Chemical safety officer in the University of Cape Town (UCT) Departments of Chemistry and Chemical Engineering, Monique Muller, describes herself as a big picture person. Of necessity, she must be. On the floors above and below her upper campus office is a repository of 5 500 chemicals – many toxic, explosive or flammable.
There are also 14 permanent chemical waste streams just in the chemistry department that must be managed. Muller spends most of her time here; a ‘people’ complement that currently includes 16 professional, administrative and service staff, 25 academic staff and a whopping cohort of 81 postgraduates.
She assists the chemical engineering department more on a consultancy basis. It’s her job to ensure the chemicals in both departments are safely housed and used, to reduce the risk of accidents and threats to people and expensive infrastructure.
That she never forgets the weight of her task will come as good news to the staff and students who work with these sometime hazardous materials for their research, experiments and practical sessions in the laboratories.
Health and safety are her watchwords. And her diligence, meticulousness and dedication to her job have now been recognised via a Vice-Chancellor’s Award for Service Excellence. This annual award acknowledges “outstanding service by staff who have contributed to the delivery of exceptional and significantly improved services to UCT’s staff and students”. It was presented to Muller at the glittering UCT Annual Awards 2019 on Thursday, 28 November.
Muller is a trained microbiologist (she has three master’s degrees) and is a registered occupational safety professional at the Institute of Safety Management with almost 19 years of health and safety and laboratory management experience.
“I usually play devil’s advocate as I actively seek out the gaps in procedures, processes or practices and ways to fill them.”
“To the dismay of most people, I usually play devil’s advocate as I actively seek out the gaps in procedures, processes or practices and find ways to fill them,” she said.
Her task is then to implement recommendations and carefully control and manage these, assessing the hazards and risks in the undergrad practical, research and analysis laboratories; chemical, gas and waste stores; and putting contingency plans and operating procedures in place to minimise risks and prevent accidents.
“I constantly remind myself not to see my job as chemical safety officer in isolation or focus just on what is in my job description, but rather to look at the bigger picture.”

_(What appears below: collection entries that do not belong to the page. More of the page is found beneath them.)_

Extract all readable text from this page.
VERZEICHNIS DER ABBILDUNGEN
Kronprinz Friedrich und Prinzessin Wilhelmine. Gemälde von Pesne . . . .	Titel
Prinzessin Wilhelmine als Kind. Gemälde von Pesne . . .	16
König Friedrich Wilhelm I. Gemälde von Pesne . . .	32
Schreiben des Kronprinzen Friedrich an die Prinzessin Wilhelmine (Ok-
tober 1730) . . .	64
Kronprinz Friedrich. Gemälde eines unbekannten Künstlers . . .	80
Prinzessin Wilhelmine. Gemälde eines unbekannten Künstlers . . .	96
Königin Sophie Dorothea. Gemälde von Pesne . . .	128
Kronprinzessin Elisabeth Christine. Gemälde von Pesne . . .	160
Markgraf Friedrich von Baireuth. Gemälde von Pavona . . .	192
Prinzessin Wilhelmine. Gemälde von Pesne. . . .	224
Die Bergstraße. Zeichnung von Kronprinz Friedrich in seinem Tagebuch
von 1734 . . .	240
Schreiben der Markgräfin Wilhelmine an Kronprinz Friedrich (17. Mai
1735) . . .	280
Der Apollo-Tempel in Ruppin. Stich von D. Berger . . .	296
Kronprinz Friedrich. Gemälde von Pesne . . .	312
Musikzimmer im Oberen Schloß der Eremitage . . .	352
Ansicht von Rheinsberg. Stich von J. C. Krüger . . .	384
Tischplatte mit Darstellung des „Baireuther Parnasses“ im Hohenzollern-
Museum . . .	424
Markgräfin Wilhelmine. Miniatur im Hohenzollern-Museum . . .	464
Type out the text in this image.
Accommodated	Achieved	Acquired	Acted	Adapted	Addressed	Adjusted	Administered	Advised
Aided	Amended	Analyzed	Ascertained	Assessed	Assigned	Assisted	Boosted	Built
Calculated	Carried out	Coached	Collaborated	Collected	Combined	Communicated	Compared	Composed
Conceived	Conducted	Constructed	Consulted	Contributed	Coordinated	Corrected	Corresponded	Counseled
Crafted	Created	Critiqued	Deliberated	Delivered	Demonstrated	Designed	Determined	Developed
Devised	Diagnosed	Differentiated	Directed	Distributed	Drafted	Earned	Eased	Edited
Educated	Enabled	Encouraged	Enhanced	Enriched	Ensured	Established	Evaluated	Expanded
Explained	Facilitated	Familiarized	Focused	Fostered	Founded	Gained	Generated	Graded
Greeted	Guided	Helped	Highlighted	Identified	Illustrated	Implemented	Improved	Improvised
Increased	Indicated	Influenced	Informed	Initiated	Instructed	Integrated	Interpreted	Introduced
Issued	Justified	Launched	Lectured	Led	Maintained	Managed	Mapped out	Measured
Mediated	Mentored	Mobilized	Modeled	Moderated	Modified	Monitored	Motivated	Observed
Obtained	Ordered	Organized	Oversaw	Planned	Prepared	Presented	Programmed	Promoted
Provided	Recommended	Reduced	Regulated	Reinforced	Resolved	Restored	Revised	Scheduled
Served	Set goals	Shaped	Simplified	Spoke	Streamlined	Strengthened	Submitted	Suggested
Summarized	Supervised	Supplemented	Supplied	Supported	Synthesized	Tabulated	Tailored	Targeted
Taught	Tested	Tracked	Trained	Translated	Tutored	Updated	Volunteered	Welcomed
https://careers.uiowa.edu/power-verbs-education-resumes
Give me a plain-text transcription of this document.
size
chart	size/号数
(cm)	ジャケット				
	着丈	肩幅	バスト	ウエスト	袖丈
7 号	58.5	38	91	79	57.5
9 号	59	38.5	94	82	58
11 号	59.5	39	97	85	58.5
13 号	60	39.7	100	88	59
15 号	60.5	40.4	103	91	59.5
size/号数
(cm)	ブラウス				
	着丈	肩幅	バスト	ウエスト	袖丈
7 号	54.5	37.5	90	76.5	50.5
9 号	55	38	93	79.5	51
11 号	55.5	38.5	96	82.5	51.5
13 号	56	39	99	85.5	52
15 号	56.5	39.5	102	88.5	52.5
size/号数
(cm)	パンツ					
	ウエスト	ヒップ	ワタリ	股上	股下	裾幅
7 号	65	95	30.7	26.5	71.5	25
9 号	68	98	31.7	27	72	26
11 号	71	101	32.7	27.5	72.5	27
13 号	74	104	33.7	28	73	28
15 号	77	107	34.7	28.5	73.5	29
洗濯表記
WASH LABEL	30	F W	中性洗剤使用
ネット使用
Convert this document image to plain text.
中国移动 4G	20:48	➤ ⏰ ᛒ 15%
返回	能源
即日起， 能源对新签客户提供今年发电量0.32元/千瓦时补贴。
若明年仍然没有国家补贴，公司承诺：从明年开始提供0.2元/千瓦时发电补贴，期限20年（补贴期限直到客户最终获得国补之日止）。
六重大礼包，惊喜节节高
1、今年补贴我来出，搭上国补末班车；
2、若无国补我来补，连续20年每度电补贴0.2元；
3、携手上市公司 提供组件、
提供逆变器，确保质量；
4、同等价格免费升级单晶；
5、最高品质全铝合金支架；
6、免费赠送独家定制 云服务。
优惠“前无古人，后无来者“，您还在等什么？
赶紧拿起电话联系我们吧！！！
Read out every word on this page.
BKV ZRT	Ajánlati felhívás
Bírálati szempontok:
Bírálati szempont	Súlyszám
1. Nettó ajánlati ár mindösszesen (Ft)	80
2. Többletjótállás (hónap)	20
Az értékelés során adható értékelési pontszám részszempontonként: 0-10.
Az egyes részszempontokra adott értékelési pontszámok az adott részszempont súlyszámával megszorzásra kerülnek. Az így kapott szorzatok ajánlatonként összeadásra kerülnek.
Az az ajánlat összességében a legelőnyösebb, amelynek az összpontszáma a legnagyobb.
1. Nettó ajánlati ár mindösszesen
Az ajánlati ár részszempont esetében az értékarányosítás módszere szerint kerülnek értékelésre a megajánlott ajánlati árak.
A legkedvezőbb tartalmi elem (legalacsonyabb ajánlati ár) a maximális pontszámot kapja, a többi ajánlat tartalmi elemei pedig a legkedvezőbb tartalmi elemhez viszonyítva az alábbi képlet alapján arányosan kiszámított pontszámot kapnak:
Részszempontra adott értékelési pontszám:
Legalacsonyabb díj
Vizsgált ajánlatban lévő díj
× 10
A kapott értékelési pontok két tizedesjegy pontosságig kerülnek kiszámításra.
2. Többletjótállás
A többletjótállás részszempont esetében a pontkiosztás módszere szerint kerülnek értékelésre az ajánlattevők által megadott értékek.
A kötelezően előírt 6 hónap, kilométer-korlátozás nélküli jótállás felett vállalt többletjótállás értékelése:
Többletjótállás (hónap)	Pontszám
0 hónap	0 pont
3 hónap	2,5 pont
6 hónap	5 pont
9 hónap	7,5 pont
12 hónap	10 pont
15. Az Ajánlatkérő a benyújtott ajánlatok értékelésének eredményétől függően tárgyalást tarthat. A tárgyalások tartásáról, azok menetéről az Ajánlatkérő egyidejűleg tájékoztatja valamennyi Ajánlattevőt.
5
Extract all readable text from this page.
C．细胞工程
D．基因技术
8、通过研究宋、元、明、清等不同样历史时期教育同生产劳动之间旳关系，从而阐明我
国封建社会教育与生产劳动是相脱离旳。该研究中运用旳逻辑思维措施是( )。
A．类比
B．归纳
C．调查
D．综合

Muller also ensures all relevant legislation (including all occupational health and safety, environmental and waste management legislation) is adhered to.
She sees to health and safety induction training for all staff, students and visitors, and physical inspections. She also thoroughly investigates incidents (“even if they are near-misses”) and implements recommendations. Muller also communicates regularly with health and safety representatives and building custodians.
She doesn’t view the chemistry department as an island, but as part of a PD Hahn building community. At least 11 different divisions or departments occupy the building.
Beyond UCT, Muller also assists other departments and divisions in the Science, Health Sciences and Engineering and the Built Environment Faculties. She’s active in her outreach to schools, other universities and private entities to help them establish health and safety procedures in their own laboratories.
Muller is creative in finding avenues to generate extra funds for health and safety purposes. Indefatigable, the safety doyenne has written and presents two UCT-accredited health and safety short courses, aimed at laboratory staff and students. These are also open to the public, which helps to generate extra funding.
One would imagine that chemicals are the most challenging aspect of her job. But it’s people – and getting the health and safety message to stick.
“Students, staff and visitors need to be reminded how important safety is and how to responsibly use, correctly store and dispose of chemicals and hazardous waste. But they also need to know what to do if something does go wrong.
“I am a stickler when it comes to adhering to the health and safety rules, standard operating procedures and policies.”
“Therefore, I’m a very strict, no-nonsense, but fair person. I am a stickler when it comes to adhering to the health and safety rules, standard operating procedures and policies. And proper housekeeping: clean work areas and maintenance of infrastructure and existing health and safety or emergency features.”
Her advice to staff and students: “Get to know Murphy’s law well. That will assist you in planning ahead – and bring small and larger projects to success.”
“A tear or two”
Her response to winning the Vice-Chancellor’s Service Excellence Award was “very emotional”.
“I felt humble as it was my supervisor, the HOD of Chemistry, Professor Timothy Egan, together with two references, Professor Neil Ravenscroft and Professor Anwar Jardine, who nominated me.
“I did shed a tear or two as I felt proud and very gratified simultaneously; proud also of chemistry’s staff and students who were all willing [to come on board] after my appointment by the then-HOD of Chemistry, Professor Susan Bourne.
“Everyone in [the department] became my trusted team member, but in particular our health and safety appointees without whom I wouldn’t be receiving this award.”
Her celebration is dedicated to her grandfather, Hannes Coertse (“my life’s mentor who looked out for my future”), mother, Donnette Watkins (“who helped me to be a strong, independent woman”), and husband Christo (“who supports my career decisions and celebrates my strong will – and who doesn’t sulk because I am more technically inclined than he is!”).